Thursday, April 9, 2020

“Mother, Behold thy Son.” Meditation by St. Alphonsus

“I behold thee my innocent Mother, enduring also for me so great sufferings; and I see that I, a miserable being, who deserves hell on account of my sins, have not suffered anything for love of thee – I wish to suffer something for thee before I die.”

Jesus, by mouth of the prophet, made lamentation that, when dying on the cross, he went in search of someone to console him, but found none: And I looked for one that would comfort me, and I found none [Ps. 68:21]. The Jews and the Romans, even while he was dying, uttered against him their execrations and blasphemies. The Most Holy Mary – yes she stood beneath the cross, in order to afford him some relief, had it been in her power to do so; but this afflicted and loving Mother, by the sorrow which she suffered through sympathy with his pains, only added to the affliction of this her Son, who loved her so dearly. 

Bartolome Murillo

St. Bernard says that the pains of Mary all went towards increasing the torments of the Heart of Jesus: “The Mother, being filled with it, the ocean of her sorrow poured itself back upon the Son.” So that the Redeemer, in beholding Mary sorrowing thus, felt his soul pierced more by the sorrows of Mary than by his own; as was revealed to St. Bridget by the Blessed Virgin herself: “He, on beholding me, grieved more for me than for himself.” Whence St. Bernard says, “O good Jesus, great as are Thy bodily sufferings, much more dost Thou suffer in Thy Heart through compassion for Thy Mother.”
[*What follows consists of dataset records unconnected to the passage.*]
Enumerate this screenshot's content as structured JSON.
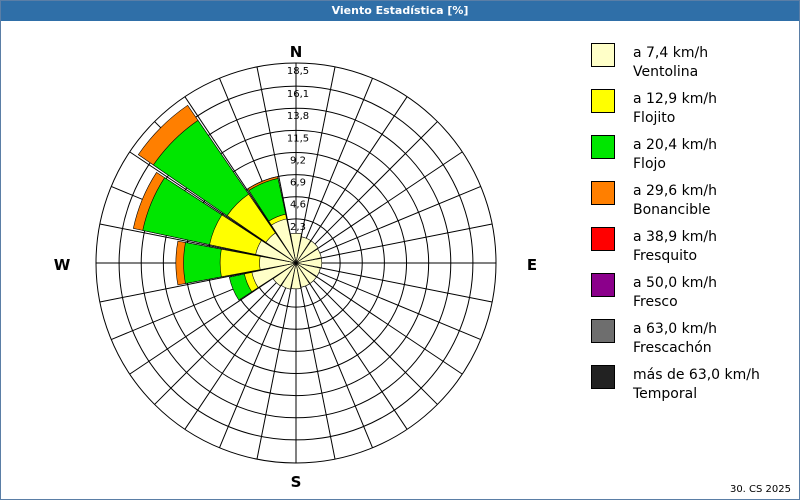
{
  "header": {
    "title": "Viento Estadística [%]"
  },
  "footer": {
    "text": "30. CS 2025"
  },
  "colors": {
    "titlebar": "#2f6fa8",
    "grid": "#000000",
    "bins": [
      "#ffffc8",
      "#ffff00",
      "#00e600",
      "#ff7f00",
      "#ff0000",
      "#8b008b",
      "#6e6e6e",
      "#222222"
    ]
  },
  "legend": [
    {
      "range": "a 7,4 km/h",
      "name": "Ventolina"
    },
    {
      "range": "a 12,9 km/h",
      "name": "Flojito"
    },
    {
      "range": "a 20,4 km/h",
      "name": "Flojo"
    },
    {
      "range": "a 29,6 km/h",
      "name": "Bonancible"
    },
    {
      "range": "a 38,9 km/h",
      "name": "Fresquito"
    },
    {
      "range": "a 50,0 km/h",
      "name": "Fresco"
    },
    {
      "range": "a 63,0 km/h",
      "name": "Frescachón"
    },
    {
      "range": "más de 63,0 km/h",
      "name": "Temporal"
    }
  ],
  "chart_data": {
    "type": "wind-rose",
    "title": "Viento Estadística [%]",
    "directions": [
      "N",
      "E",
      "S",
      "W"
    ],
    "radial_ticks": [
      "2,3",
      "4,6",
      "6,9",
      "9,2",
      "11,5",
      "13,8",
      "16,1",
      "18,5"
    ],
    "radial_tick_values": [
      2.3,
      4.6,
      6.9,
      9.2,
      11.5,
      13.8,
      16.1,
      18.5
    ],
    "radial_max": 18.5,
    "sector_count": 16,
    "series": [
      "Ventolina",
      "Flojito",
      "Flojo",
      "Bonancible",
      "Fresquito",
      "Fresco",
      "Frescachón",
      "Temporal"
    ],
    "sectors": [
      {
        "angle": 0,
        "cumulative": [
          0.8,
          0.8,
          0.8,
          0.8,
          0.8,
          0.8,
          0.8,
          0.8
        ]
      },
      {
        "angle": 22.5,
        "cumulative": [
          0.5,
          0.5,
          0.5,
          0.5,
          0.5,
          0.5,
          0.5,
          0.5
        ]
      },
      {
        "angle": 45,
        "cumulative": [
          0.5,
          0.5,
          0.5,
          0.5,
          0.5,
          0.5,
          0.5,
          0.5
        ]
      },
      {
        "angle": 67.5,
        "cumulative": [
          0.4,
          0.4,
          0.4,
          0.4,
          0.4,
          0.4,
          0.4,
          0.4
        ]
      },
      {
        "angle": 90,
        "cumulative": [
          0.4,
          0.4,
          0.4,
          0.4,
          0.4,
          0.4,
          0.4,
          0.4
        ]
      },
      {
        "angle": 112.5,
        "cumulative": [
          0.3,
          0.3,
          0.3,
          0.3,
          0.3,
          0.3,
          0.3,
          0.3
        ]
      },
      {
        "angle": 135,
        "cumulative": [
          0.3,
          0.3,
          0.3,
          0.3,
          0.3,
          0.3,
          0.3,
          0.3
        ]
      },
      {
        "angle": 157.5,
        "cumulative": [
          0.3,
          0.3,
          0.3,
          0.3,
          0.3,
          0.3,
          0.3,
          0.3
        ]
      },
      {
        "angle": 180,
        "cumulative": [
          0.4,
          0.4,
          0.4,
          0.4,
          0.4,
          0.4,
          0.4,
          0.4
        ]
      },
      {
        "angle": 202.5,
        "cumulative": [
          0.5,
          0.5,
          0.5,
          0.5,
          0.5,
          0.5,
          0.5,
          0.5
        ]
      },
      {
        "angle": 225,
        "cumulative": [
          0.6,
          0.6,
          0.6,
          0.6,
          0.6,
          0.6,
          0.6,
          0.6
        ]
      },
      {
        "angle": 247.5,
        "cumulative": [
          2.4,
          3.2,
          4.8,
          4.8,
          4.8,
          4.8,
          4.8,
          4.8
        ]
      },
      {
        "angle": 270,
        "cumulative": [
          1.5,
          5.6,
          9.4,
          10.2,
          10.2,
          10.2,
          10.2,
          10.2
        ]
      },
      {
        "angle": 292.5,
        "cumulative": [
          2.0,
          6.9,
          14.0,
          15.0,
          15.0,
          15.0,
          15.0,
          15.0
        ]
      },
      {
        "angle": 315,
        "cumulative": [
          1.5,
          6.4,
          15.7,
          17.6,
          17.6,
          17.6,
          17.6,
          17.6
        ]
      },
      {
        "angle": 337.5,
        "cumulative": [
          2.4,
          2.9,
          6.7,
          6.9,
          6.9,
          6.9,
          6.9,
          6.9
        ]
      }
    ]
  }
}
What pangs, too, must not those loving Hearts of Jesus and Mary have felt when the moment arrived in which the Son, before breathing his last, had to take his leave of the Mother! Behold what the last words were with which Jesus took leave in this world of Mary: “Mother, behold thy son,” assigning to her John, whom, in his own place, he left her for a son. O Queen of Sorrows, things given as memorials by a beloved son at the hour of his death, how very dear they are, and never do they slip away from the memory of a mother! Oh, bear it in mind that thy Son, who loved thee so dearly, has, in the person of John, left me, a sinner, to thee for a son.
Annibale Carracci

For the love which thou didst bear to Jesus, have compassion on me. I ask thee not the good things of earth; I behold thy Son dying in so great pains for me; I behold thee, my innocent Mother, enduring also for me so great sufferings; and I see that I, a miserable being, who deserves hell on account of my sins, have not suffered anything for love of thee – I wish to suffer something for thee before I die. This is the grace that I ask of thee; and with St. Bonaventure, I say to thee, that if I have offended thee, justice requires that I should have suffering as a chastisement; and if I have been serving thee, it is but reasonable that I should have suffering as a reward: “O Lady, if I have offended thee, wound my heart for justice' sake; if I have served thee, I ask thee for wounds as my recompense.”

Obtain for me, O Mary, a great devotion and a continual remembrance of the Passion of thy Son; and, by that pang which thou didst suffer on beholding him breathe his last upon the cross, obtain for me a good death. Come to my assistance, O my Queen, in that last moment; make me die, loving and pronouncing the sacred names of Jesus and Mary.